Inner Mercy of Jonah 4:2
Jonah 4:2 - A Neville Goddard interpretation
Read Jonah 4 in context
Scripture Focus
Biblical Context
Jonah prays to the LORD, recalling his flight and naming God as gracious, merciful, slow to anger, and of great kindness. He reveals an inner struggle to accept divine mercy.
Neville's Inner Vision
Jonah’s prayer is a window into a consciousness that already knows God as the I AM, yet resists mercy through fear. When he says, 'I knew that thou art gracious God, and merciful, slow to anger, and of great kindness,' he is naming the very power that can relent any inner doom. In Neville’s method, the 'God' he addresses is not a distant figure but the awareness that animates him. The act of fleeing to Tarshish is the inner protest against mercy, the ego clinging to a story that relief must be earned.
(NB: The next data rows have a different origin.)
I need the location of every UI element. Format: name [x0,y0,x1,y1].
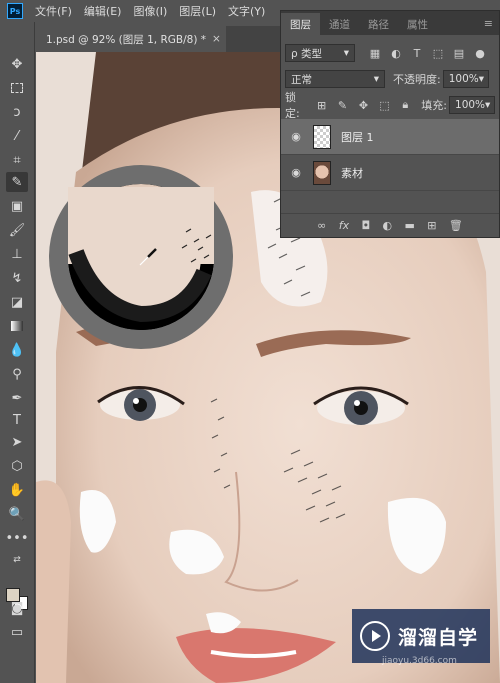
shape-tool-icon[interactable]: ⬡ [6,456,28,476]
swap-colors-icon[interactable]: ⇄ [6,550,28,570]
spot-healing-tool-icon[interactable]: ▣ [6,196,28,216]
chevron-down-icon: ▾ [478,73,485,85]
layer-name: 素材 [341,166,363,180]
document-tab[interactable]: 1.psd @ 92% (图层 1, RGB/8) * × [36,26,226,52]
eraser-tool-icon[interactable]: ◪ [6,292,28,312]
hand-tool-icon[interactable]: ✋ [6,480,28,500]
eye-icon[interactable]: ◉ [281,166,311,179]
lock-transparent-icon[interactable]: ⊞ [314,97,330,113]
lock-label: 锁定: [285,91,300,120]
new-layer-icon[interactable]: ⊞ [427,219,436,232]
watermark-url: jiaoyu.3d66.com [382,656,457,666]
new-group-icon[interactable]: ▬ [404,219,414,232]
menu-layer[interactable]: 图层(L) [179,3,216,19]
more-tools-icon[interactable]: ••• [6,528,29,548]
layer-filter-label: ρ 类型 [291,47,323,60]
brush-tool-icon[interactable]: 🖌 [6,220,28,240]
lock-artboard-icon[interactable]: ⬚ [376,97,392,113]
eye-icon[interactable]: ◉ [281,130,311,143]
eyedropper-loupe [49,165,233,349]
opacity-label: 不透明度: [393,73,441,86]
tab-layers[interactable]: 图层 [281,13,320,35]
document-tab-title: 1.psd @ 92% (图层 1, RGB/8) * [46,33,206,46]
tab-channels[interactable]: 通道 [320,13,359,35]
blend-mode-select[interactable]: 正常 ▾ [285,70,385,88]
filter-toggle-icon[interactable]: ● [472,45,488,61]
history-brush-tool-icon[interactable]: ↯ [6,268,28,288]
lock-image-icon[interactable]: ✎ [335,97,351,113]
layer-name: 图层 1 [341,130,374,144]
type-tool-icon[interactable]: T [6,410,28,430]
clone-stamp-tool-icon[interactable]: ⊥ [6,244,28,264]
layer-thumbnail [313,124,331,149]
screen-mode-icon[interactable]: ▭ [6,622,28,642]
blend-mode-value: 正常 [291,73,312,86]
tools-panel: ✥ ↄ ⁄ ⌗ ✎ ▣ 🖌 ⊥ ↯ ◪ 💧 ⚲ ✒ T ➤ ⬡ ✋ 🔍 ••• … [0,22,35,683]
pen-tool-icon[interactable]: ✒ [6,388,28,408]
fill-field[interactable]: 100% ▾ [449,96,496,114]
delete-layer-icon[interactable]: 🗑 [449,219,463,232]
layer-style-icon[interactable]: fx [339,219,349,232]
fill-value: 100% [455,99,486,111]
opacity-value: 100% [448,73,479,85]
menu-image[interactable]: 图像(I) [133,3,167,19]
watermark-badge: 溜溜自学 [352,609,490,663]
lock-all-icon[interactable]: 🔒︎ [397,97,413,113]
add-mask-icon[interactable]: ◘ [361,219,370,232]
tab-paths[interactable]: 路径 [359,13,398,35]
lock-position-icon[interactable]: ✥ [355,97,371,113]
path-selection-tool-icon[interactable]: ➤ [6,432,28,452]
link-layers-icon[interactable]: ∞ [317,219,326,232]
menu-file[interactable]: 文件(F) [35,3,72,19]
move-tool-icon[interactable]: ✥ [6,54,28,74]
fill-label: 填充: [421,99,448,112]
layer-row[interactable]: ◉ 素材 [281,155,499,191]
filter-shape-icon[interactable]: ⬚ [430,45,446,61]
eyedropper-tool-icon[interactable]: ✎ [6,172,28,192]
layer-filter-row: ρ 类型 ▾ ▦ ◐ T ⬚ ▤ ● [285,43,495,63]
tab-properties[interactable]: 属性 [398,13,437,35]
lock-fill-row: 锁定: ⊞ ✎ ✥ ⬚ 🔒︎ 填充: 100% ▾ [285,91,496,120]
marquee-tool-icon[interactable] [6,78,28,98]
menu-type[interactable]: 文字(Y) [228,3,265,19]
layer-thumbnail [313,160,331,185]
gradient-tool-icon[interactable] [6,316,28,336]
layers-panel: 图层 通道 路径 属性 ≡ ρ 类型 ▾ ▦ ◐ T ⬚ ▤ ● 正常 ▾ 不透… [280,10,500,238]
dodge-tool-icon[interactable]: ⚲ [6,364,28,384]
blend-opacity-row: 正常 ▾ 不透明度: 100% ▾ [285,69,495,89]
photoshop-logo[interactable]: Ps [7,3,23,19]
play-logo-icon [360,621,390,651]
lasso-tool-icon[interactable]: ↄ [6,102,28,122]
filter-pixel-icon[interactable]: ▦ [367,45,383,61]
layers-panel-footer: ∞ fx ◘ ◐ ▬ ⊞ 🗑 [281,213,499,237]
menu-edit[interactable]: 编辑(E) [84,3,122,19]
panel-menu-icon[interactable]: ≡ [484,17,499,30]
magic-wand-tool-icon[interactable]: ⁄ [6,126,28,146]
close-tab-icon[interactable]: × [212,33,221,45]
panel-tab-bar: 图层 通道 路径 属性 ≡ [281,11,499,35]
layer-row[interactable]: ◉ 图层 1 [281,119,499,155]
blur-tool-icon[interactable]: 💧 [6,340,28,360]
crop-tool-icon[interactable]: ⌗ [6,150,28,170]
filter-smart-object-icon[interactable]: ▤ [451,45,467,61]
adjustment-layer-icon[interactable]: ◐ [383,219,393,232]
chevron-down-icon: ▾ [485,99,491,111]
filter-type-icon[interactable]: T [409,45,425,61]
opacity-field[interactable]: 100% ▾ [442,70,489,88]
layer-filter-select[interactable]: ρ 类型 ▾ [285,44,355,62]
zoom-tool-icon[interactable]: 🔍 [6,504,28,524]
chevron-down-icon: ▾ [373,73,379,85]
quick-mask-icon[interactable]: ◙ [6,598,28,618]
watermark-text: 溜溜自学 [398,626,479,649]
filter-adjustment-icon[interactable]: ◐ [388,45,404,61]
chevron-down-icon: ▾ [343,47,349,59]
The remedy is not argument but shift: assume the posture of the gracious I AM here and now, and revise the feeling state until mercy is felt as true. Your present thoughts and emotions become the living God you call forth. As you practice, you invite a turning in your own consciousness—repentance enacted as an inner revision rather than a mere confession. So rest in the knowledge that mercy is your essential nature, and let the I AM dissolve the fear of change. Mercy is not given; it is recognized as your own consciousness.
Practice This Now
Close your eyes, and, as if it were true now, imagine yourself as the gracious I AM. Revise a current resistance by feeling that mercy is already real in you, and let that sensation soften your next action.